Las golondrinas de Kabul | Crítica

Una doble emoción plástica y política

Angélica me da la clave: si no fuera una película de animación, Las golondrinas de Kabul tal vez sería insoportable. En efecto, la técnica, sus bellísimos dibujos, colores y fondos de acuarela, ponen la distancia estética necesaria para sublimar el dolor y la desolación que atraviesan una historia de sacrificio, muerte y búsqueda de la dignidad y la libertad que nos lleva a la capital alfgana, campo perpetuamente abonado para la barbarie, en pleno reinado del terror Talibán.

Basada en una novela de Yasmina Khadra, la cinta diseñada y dirigida por Zabou Breitman y Eléa Gobbé-Mévellec asume una estética artesanal, bidimensional y pictórica para narrar una de esas historias durísimas y tristes capaces de desarmar y ablandar los corazones más encallecidos, un relato de dos parejas de dos generaciones derrotadas que entrecruzan su destino en una cadena de tragedia, fatalidad y redención que sólo se puede llorar en la clandestinidad o bajo el burka, lejos de los ojos vigilantes y censores de los asesinos (de mujeres) y los falsos moralistas.
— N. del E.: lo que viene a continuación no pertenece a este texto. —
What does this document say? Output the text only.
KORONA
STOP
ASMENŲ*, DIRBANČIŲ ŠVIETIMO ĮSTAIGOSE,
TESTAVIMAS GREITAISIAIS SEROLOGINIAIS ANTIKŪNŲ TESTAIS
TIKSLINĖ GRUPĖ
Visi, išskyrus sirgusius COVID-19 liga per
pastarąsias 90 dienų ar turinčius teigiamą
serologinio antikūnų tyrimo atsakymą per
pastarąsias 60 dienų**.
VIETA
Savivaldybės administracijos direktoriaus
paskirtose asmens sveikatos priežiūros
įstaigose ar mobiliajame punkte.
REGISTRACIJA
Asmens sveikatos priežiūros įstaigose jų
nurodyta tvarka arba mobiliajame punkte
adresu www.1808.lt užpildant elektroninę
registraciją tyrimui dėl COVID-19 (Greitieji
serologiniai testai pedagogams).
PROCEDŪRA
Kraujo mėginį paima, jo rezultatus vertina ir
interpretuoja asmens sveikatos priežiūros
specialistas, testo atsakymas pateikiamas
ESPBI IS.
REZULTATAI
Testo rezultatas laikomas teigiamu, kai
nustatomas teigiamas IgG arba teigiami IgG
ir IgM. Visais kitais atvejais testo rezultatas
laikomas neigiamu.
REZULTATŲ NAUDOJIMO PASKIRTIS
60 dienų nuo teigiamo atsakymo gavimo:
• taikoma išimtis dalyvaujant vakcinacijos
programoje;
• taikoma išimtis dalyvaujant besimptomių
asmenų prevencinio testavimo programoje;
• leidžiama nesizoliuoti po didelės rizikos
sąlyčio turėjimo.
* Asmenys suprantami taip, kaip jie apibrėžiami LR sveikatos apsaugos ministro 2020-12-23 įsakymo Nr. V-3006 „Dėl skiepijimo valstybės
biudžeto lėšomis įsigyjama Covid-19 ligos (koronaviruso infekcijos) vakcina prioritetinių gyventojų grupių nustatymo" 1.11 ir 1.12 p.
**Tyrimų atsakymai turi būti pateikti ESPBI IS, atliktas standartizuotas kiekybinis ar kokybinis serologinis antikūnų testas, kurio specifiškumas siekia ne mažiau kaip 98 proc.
Así, entre cuadros de elocuencia poética tan íntima como deslumbrante, entre pinceladas de tonos suaves y hermosas fuentes de luz oriental, Las golondrinas de Kabul despliega su (melo)drama sacrificial con la virtud de la sencillez del trazo y el gesto, a través de una lograda atmósfera sonora que incorpora esa tercera y esencial dimensión del artificio capaz de evocar la vida misma en su faceta más cruda con una doble emoción plástica y política.